Momcilo Krajisnik, witness at the Radovan Karadzic trialMomcilo Krajisnik, witness at the Radovan Karadzic trial

Introducing himself as a pre-war businessman and the speaker of the BH Assembly, the war-time speaker of the Bosnian Serb parliament and a member of the BH Presidency after the war, Momcilo Krajisnik began his evidence in Radovan Karadzic’s defense. At the beginning of his evidence, Krajisnik said that he had been arrested in 2000 and brought to The Hague where he was finally sentenced to 20 years for the war crimes against non-Serbs in BH. This September, the Tribunal’s President Meron ordered Krajisnik to be granted early release after he had served two thirds of his sentence.

‘Now I am a free man, I am collecting evidence for a review of the judgment and I live for the day when I will hear the two magic words, ‘not guilty’, and see two of the best Tribunal’s prosecutors – Tieger and Kremer – raise a white flag’, Krajisnik concluded.

The witness recounted how he met Karadzic many years before the war. Karadzic had asked some of his friends to put him in touch with Krajisnik, an economist, because he needed advice on starting a private business. Later both of them ended up before the court on fraud charges. The witness presented it today as political persecution by the communist regime.

The gist of today’s Krajisnik’s evidence didn’t differ much from his defense at his own trial. According to Krajisnik, those who led BH to independence were responsible for the war: the Democratic Action Party and the Croatian Democratic Union.
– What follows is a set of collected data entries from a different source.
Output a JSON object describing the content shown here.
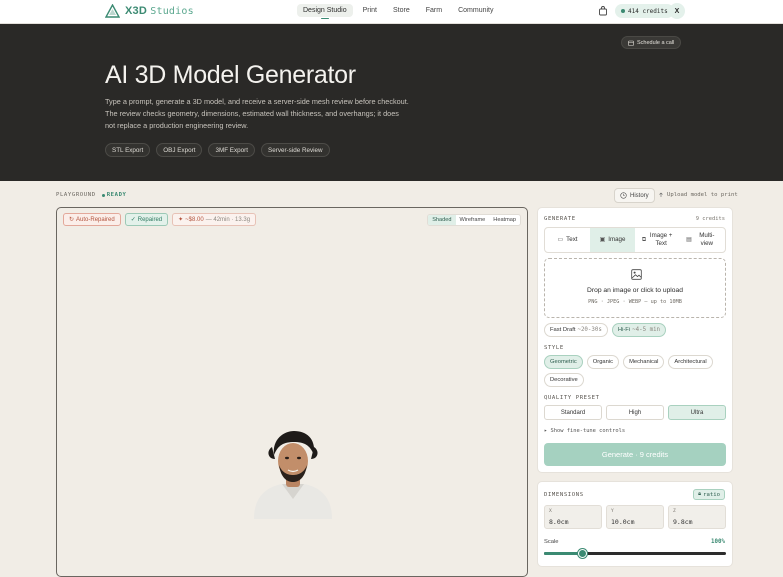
{
  "nav": {
    "brand": "X3D",
    "brand_suffix": "Studios",
    "links": [
      "Design Studio",
      "Print",
      "Store",
      "Farm",
      "Community"
    ],
    "active_link": "Design Studio",
    "credits": "414 credits",
    "avatar": "X"
  },
  "hero": {
    "schedule": "Schedule a call",
    "title": "AI 3D Model Generator",
    "description": "Type a prompt, generate a 3D model, and receive a server-side mesh review before checkout. The review checks geometry, dimensions, estimated wall thickness, and overhangs; it does not replace a production engineering review.",
    "chips": [
      "STL Export",
      "OBJ Export",
      "3MF Export",
      "Server-side Review"
    ]
  },
  "playground": {
    "label": "PLAYGROUND",
    "status": "READY",
    "history": "History",
    "upload": "Upload model to print",
    "badges": {
      "auto": "Auto-Repaired",
      "repaired": "Repaired",
      "cost": "~$8.00",
      "cost_meta": "— 42min · 13.3g"
    },
    "modes": [
      "Shaded",
      "Wireframe",
      "Heatmap"
    ],
    "active_mode": "Shaded"
  },
  "generate": {
    "header": "GENERATE",
    "cost": "9 credits",
    "tabs": [
      "Text",
      "Image",
      "Image + Text",
      "Multi-view"
    ],
    "active_tab": "Image",
    "drop_title": "Drop an image or click to upload",
    "drop_sub": "PNG · JPEG · WEBP — up to 10MB",
    "speed": [
      {
        "label": "Fast Draft",
        "sub": "~20-30s"
      },
      {
        "label": "Hi-Fi",
        "sub": "~4-5 min"
      }
    ],
    "active_speed": "Hi-Fi",
    "style_label": "STYLE",
    "styles": [
      "Geometric",
      "Organic",
      "Mechanical",
      "Architectural",
      "Decorative"
    ],
    "active_style": "Geometric",
    "quality_label": "QUALITY PRESET",
    "quality": [
      "Standard",
      "High",
      "Ultra"
    ],
    "active_quality": "Ultra",
    "finetune": "▸ Show fine-tune controls",
    "button": "Generate · 9 credits"
  },
  "dimensions": {
    "header": "DIMENSIONS",
    "ratio": "ratio",
    "x_label": "X",
    "x": "8.0cm",
    "y_label": "Y",
    "y": "10.0cm",
    "z_label": "Z",
    "z": "9.8cm",
    "scale_label": "Scale",
    "scale_value": "100%",
    "scale_fraction": 0.21
  },
  "colors": {
    "accent": "#3b8a72",
    "hero_bg": "#2a2927",
    "page_bg": "#f1ede6"
  }
}
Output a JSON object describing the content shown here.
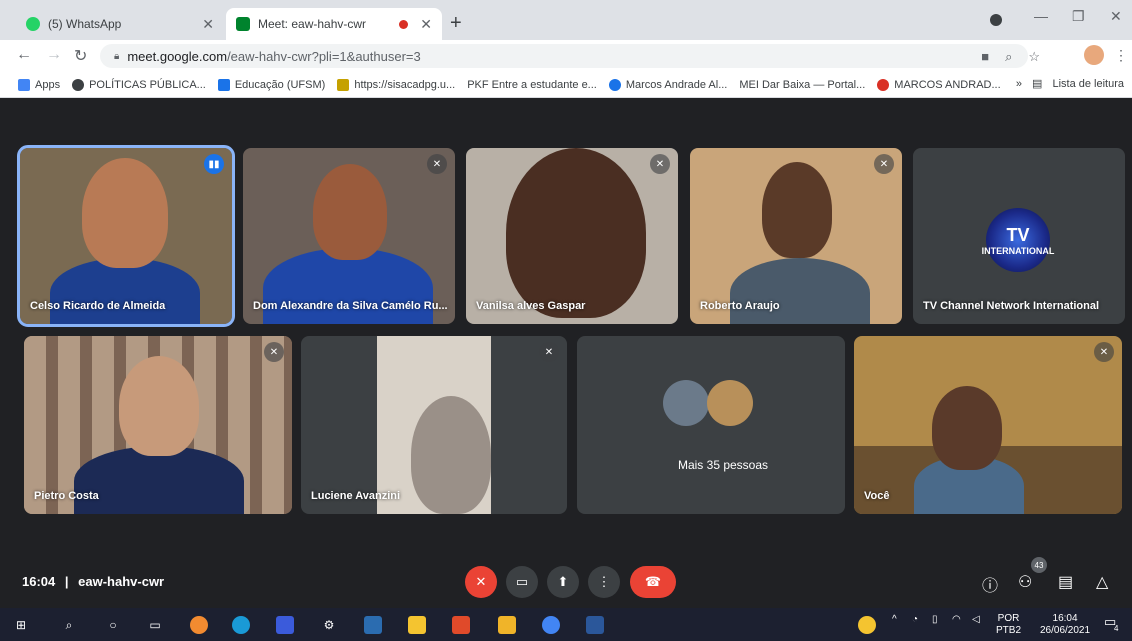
{
  "browser": {
    "tabs": [
      {
        "title": "(5) WhatsApp",
        "active": false,
        "favicon_color": "#25d366"
      },
      {
        "title": "Meet: eaw-hahv-cwr",
        "active": true,
        "favicon_color": "#00832d"
      }
    ],
    "new_tab_label": "+",
    "url_domain": "meet.google.com",
    "url_path": "/eaw-hahv-cwr?pli=1&authuser=3",
    "bookmarks": [
      {
        "label": "Apps",
        "color": "#4285f4"
      },
      {
        "label": "POLÍTICAS PÚBLICA...",
        "color": "#3c4043"
      },
      {
        "label": "Educação (UFSM)",
        "color": "#1a73e8"
      },
      {
        "label": "https://sisacadpg.u...",
        "color": "#c5a100"
      },
      {
        "label": "PKF Entre a estudante e...",
        "color": "#3c4043"
      },
      {
        "label": "Marcos Andrade Al...",
        "color": "#1a73e8"
      },
      {
        "label": "MEI Dar Baixa — Portal...",
        "color": "#0b3a7a"
      },
      {
        "label": "MARCOS ANDRAD...",
        "color": "#d93025"
      }
    ],
    "bookmarks_overflow": "»",
    "reading_list": "Lista de leitura"
  },
  "meet": {
    "participants": [
      {
        "name": "Celso Ricardo de Almeida",
        "state": "speaking"
      },
      {
        "name": "Dom Alexandre da Silva Camélo Ru...",
        "state": "muted"
      },
      {
        "name": "Vanilsa alves Gaspar",
        "state": "muted"
      },
      {
        "name": "Roberto Araujo",
        "state": "muted"
      },
      {
        "name": "TV Channel Network International",
        "state": "none"
      },
      {
        "name": "Pietro Costa",
        "state": "muted"
      },
      {
        "name": "Luciene Avanzini",
        "state": "muted"
      },
      {
        "name": "Você",
        "state": "muted"
      }
    ],
    "tv_logo_top": "TV",
    "tv_logo_text": "INTERNATIONAL",
    "others_label": "Mais 35 pessoas",
    "time": "16:04",
    "separator": "|",
    "meeting_code": "eaw-hahv-cwr",
    "participant_count": "43"
  },
  "taskbar": {
    "language": "POR",
    "layout": "PTB2",
    "time": "16:04",
    "date": "26/06/2021",
    "notifications": "4"
  }
}
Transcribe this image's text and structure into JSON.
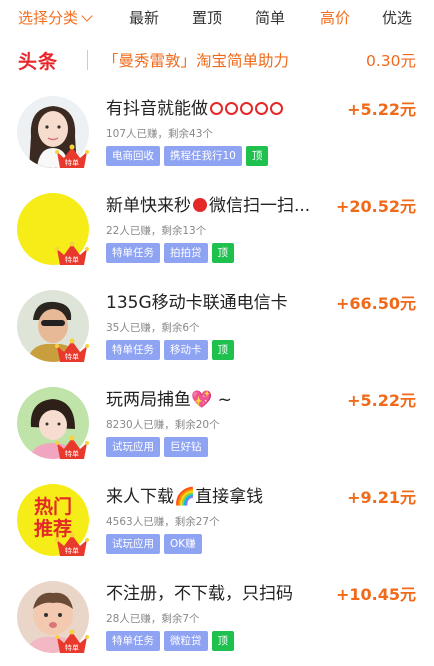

On the other hand, in Krajisnik’s view, the Serb leadership acted in line with the Constitution and the law to protect the Serb ethnic community in BH.

For Krajisnik’s testimony to help Karadzic, the Trial Chamber should accept that the communities of Serb municipalities, which later became Serb autonomous regions, were established for economic reasons and not to define the territory which was to be ethnically cleansed in the war. Krajisnik should also convince the Trial Chamber that the Serb crisis staffs were established simply in response to a crisis, as is the usual procedure when there are natural disasters. In several of its judgments, the Tribunal pinpointed the crisis staffs as the key agents of the crime campaigns in municipalities.

The two war-time companions spent a good portion of hearing drawing up maps, dividing Bosnia and Herzegovina and each of its ethnically mixed municipalities into their Serb, Muslim and Croat parts, in a bid to convince the judges that during the war the Bosnian Serb leadership only wanted to implement a division based on ethnic grounds, which had purportedly been envisaged in the pre-war peace plans such as the Lisbon agreement. The fact that the Dayton agreement gave a stamp of approval of their policies showed that Karadzic and Krajisnik had been right, they claimed. This has been a stumbling block for the three ethnic communities until this day.

Even when presiding Judge Kwon said he thought Karadzic was not charged with changing municipal borders, the two nevertheless continued marking the ethnic boundaries on the map. Krajisnik was convicted and Karadzic is on trial for the crimes against Muslims and Croats in the municipalities Serbs claimed as theirs. The crimes were committed in a bid to ethnically cleanse those territories.

Momcilo Krajisnik’s examination-in-chief continues on Tuesday. This is the second time that Krajisnik has appeared as a witness before the Tribunal: he has testified in his own defense before.